To be clear, I have absolutely no interest in this ridiculous debate over whether psychiatrists should apply a diagnostic label to him. The very idea that there are entities called "personality disorders" that constitute specific, identifiable diseases is nonsense, as far as I'm concerned. Some people behave in ways that create unnecessary difficulties for themselves and/or others. There is nothing to be gained by declaring that this person has "narcissistic personality disorder," or "psychopathy," or whatever word you care to sling.

But, he does what he does, which is to habitually assert preposterous falsehoods and then refuse to back down in the face of overwhelming evidence and reason; and order his flunkies to participate in his alternative reality. That is insane, in the vernacular use  of the word.

Here is one take from the estimable Josh Marshall. "The real story here is that the President, by force of his office and audacity, was able to inject into the national conversation a preposterous claim which the country has spent two weeks debating. . . . I would say that this ability - both the President's pathological lying and our institutions' inability to grapple with it - is the big, big story." He concludes that "this is a warning case of people in power deciding what's true and false which is a harbinger of free government dying." (I draw to your attention what I believe is the relatively new motto of the Washington Post: "Democracy dies in the dark.")

However, I am more inclined to Simon Malloy's view. The fact is that nobody except for Trump's equally deluded juggalos credits his fantasies. The spectacle of Republican politicians trying to evade forthright comment, or of reporters unable to find the letters l, i and e on the keyboard is disheartening, but none of this will lead to any sort of concrete result. In other words the Justice Department isn't about to prosecute Barack Obama and the U.S. isn't going to recall the British ambassador. (No doubt about that -- there isn't one.)

So for the immediate term, this is basically a distraction. The real danger is that we have a "president" who nobody with any sense will believe about anything. So what happens when there is a crisis of some sort and the nation, and the world, depend on presidential leadership? Congress doesn't have to pass the worst atrocities in his budget proposal, and they won't, but the time will come when a president with no  credibility will be catastrophic.

5 comments:

Anonymous said...

Just saw an article on yahoo! (which is a trashy site, granted) about the actor Tim Allen, who compared being a "conservative" in Hollywood in 2017 to "being in Germany in the 1930s." Now that's nuts! But the weird thing is, there were thousands of responses from readers praising him for being a "real man," and these thousands of readers were trashing "liberals" and "lefties."

It is shocking how many deluded people there are. So I'm glad there are psychiatrists around.
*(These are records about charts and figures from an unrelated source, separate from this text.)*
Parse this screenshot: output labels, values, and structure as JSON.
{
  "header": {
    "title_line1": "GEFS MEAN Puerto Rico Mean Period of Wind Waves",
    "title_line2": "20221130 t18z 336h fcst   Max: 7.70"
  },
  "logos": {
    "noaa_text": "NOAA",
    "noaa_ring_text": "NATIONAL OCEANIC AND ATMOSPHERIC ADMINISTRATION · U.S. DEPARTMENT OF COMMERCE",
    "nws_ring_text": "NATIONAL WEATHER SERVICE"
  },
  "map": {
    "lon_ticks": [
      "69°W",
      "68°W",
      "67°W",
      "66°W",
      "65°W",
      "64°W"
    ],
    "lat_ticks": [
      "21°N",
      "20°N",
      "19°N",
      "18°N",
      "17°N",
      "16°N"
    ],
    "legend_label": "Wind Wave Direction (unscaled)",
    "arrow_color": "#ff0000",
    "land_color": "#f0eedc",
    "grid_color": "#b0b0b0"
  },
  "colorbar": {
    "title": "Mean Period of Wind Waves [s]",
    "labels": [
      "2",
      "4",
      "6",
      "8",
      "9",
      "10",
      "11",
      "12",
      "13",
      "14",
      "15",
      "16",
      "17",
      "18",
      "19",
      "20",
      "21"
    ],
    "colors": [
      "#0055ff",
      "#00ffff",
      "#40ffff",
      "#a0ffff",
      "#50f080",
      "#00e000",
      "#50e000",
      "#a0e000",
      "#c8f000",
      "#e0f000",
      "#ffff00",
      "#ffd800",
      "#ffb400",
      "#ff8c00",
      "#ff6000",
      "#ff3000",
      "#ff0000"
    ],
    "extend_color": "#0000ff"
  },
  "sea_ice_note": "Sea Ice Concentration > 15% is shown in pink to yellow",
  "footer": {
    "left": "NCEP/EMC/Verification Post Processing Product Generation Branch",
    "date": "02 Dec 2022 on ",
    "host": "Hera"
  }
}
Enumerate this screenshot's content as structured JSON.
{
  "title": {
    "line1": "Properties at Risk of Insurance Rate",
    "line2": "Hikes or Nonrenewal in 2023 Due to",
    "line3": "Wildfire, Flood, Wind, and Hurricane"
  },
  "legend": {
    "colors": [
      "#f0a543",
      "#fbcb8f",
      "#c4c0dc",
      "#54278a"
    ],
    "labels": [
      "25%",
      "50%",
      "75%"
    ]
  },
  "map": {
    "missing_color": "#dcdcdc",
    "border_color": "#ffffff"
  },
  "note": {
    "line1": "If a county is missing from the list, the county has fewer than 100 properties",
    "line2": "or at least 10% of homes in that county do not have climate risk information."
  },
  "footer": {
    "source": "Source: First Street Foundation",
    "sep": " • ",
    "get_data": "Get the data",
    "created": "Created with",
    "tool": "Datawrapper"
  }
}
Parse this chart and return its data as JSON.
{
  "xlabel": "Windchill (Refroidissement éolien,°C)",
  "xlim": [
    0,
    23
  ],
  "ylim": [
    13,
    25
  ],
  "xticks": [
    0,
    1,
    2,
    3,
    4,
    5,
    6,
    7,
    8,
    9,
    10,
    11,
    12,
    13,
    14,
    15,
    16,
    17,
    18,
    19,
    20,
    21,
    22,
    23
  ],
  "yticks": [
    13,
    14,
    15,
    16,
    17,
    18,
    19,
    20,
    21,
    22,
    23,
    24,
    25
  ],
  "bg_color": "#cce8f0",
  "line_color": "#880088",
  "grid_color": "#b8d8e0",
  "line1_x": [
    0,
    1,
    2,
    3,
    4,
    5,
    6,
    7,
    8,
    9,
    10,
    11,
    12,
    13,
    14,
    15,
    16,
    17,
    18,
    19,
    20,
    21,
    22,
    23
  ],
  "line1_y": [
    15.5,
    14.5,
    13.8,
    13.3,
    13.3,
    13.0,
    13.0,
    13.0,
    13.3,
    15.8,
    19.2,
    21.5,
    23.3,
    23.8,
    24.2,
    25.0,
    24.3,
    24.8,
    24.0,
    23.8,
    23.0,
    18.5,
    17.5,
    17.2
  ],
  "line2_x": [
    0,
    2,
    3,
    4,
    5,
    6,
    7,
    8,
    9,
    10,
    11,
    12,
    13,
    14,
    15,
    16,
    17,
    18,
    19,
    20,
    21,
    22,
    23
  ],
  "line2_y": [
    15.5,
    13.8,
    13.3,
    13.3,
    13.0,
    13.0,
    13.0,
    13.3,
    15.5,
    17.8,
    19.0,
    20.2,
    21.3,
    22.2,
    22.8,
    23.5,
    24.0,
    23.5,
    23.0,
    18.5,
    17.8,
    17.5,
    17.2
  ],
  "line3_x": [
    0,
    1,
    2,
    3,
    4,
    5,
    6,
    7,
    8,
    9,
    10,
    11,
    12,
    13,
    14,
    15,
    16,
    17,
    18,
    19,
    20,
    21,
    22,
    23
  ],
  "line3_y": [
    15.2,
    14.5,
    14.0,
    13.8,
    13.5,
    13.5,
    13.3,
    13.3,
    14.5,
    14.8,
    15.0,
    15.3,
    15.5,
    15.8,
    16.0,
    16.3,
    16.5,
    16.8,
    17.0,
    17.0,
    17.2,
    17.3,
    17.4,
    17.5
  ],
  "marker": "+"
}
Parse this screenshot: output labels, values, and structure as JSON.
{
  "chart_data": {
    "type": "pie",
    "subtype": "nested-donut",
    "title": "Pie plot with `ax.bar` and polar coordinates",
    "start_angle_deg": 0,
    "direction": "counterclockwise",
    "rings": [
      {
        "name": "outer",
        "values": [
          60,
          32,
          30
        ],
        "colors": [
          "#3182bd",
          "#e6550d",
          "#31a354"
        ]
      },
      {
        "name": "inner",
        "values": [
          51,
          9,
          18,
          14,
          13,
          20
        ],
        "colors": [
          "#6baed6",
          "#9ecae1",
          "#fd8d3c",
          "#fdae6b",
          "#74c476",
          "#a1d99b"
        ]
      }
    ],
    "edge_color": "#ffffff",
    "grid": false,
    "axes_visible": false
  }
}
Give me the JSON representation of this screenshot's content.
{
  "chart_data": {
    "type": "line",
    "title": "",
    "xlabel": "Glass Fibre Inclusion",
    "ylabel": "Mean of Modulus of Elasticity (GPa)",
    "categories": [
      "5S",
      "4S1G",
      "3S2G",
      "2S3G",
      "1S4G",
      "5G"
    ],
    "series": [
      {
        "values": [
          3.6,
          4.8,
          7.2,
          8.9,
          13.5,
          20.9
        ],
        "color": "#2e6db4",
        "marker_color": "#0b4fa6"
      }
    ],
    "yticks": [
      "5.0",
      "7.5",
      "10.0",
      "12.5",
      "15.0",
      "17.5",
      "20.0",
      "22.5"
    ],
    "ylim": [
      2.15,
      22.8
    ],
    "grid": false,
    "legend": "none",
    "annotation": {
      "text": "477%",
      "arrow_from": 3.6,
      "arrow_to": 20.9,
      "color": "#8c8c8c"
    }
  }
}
But not sure how much good it will do since a large portion of my country seems to have lost its GD mind. If it ever had one.

Good ol' U S of A--settled by illegal aliens from Europe who killed the natives, then imported Africans to enslave, rape, murder and torture. Hell of a country.

Anonymous said...

PS Sorry, Cervantes. Narcissistic personality disorder sure as hell does exist. I had a relative with it and I happen to know you most likely did, too. People who have it make us all feel we're "crazy," when it is actually they who are.

Cervantes said...

I agree there is a pattern that fits the name. I just don't know that it's helpful, or even matters, to call it a "disease."

Cervantes said...

Agreed, BTW, Tim Allen does not risk ending up in a death camp. He just finds that people don't like his opinions. Not quite the same thing.

JenBob said...

"It is shocking how many deluded people there are. So I'm glad there are psychiatrists around. But not sure how much good it will do since a large portion of my country seems to have lost its GD mind.

Truly insane people think they're OK while it's the vast majority of those around them are the crazy ones.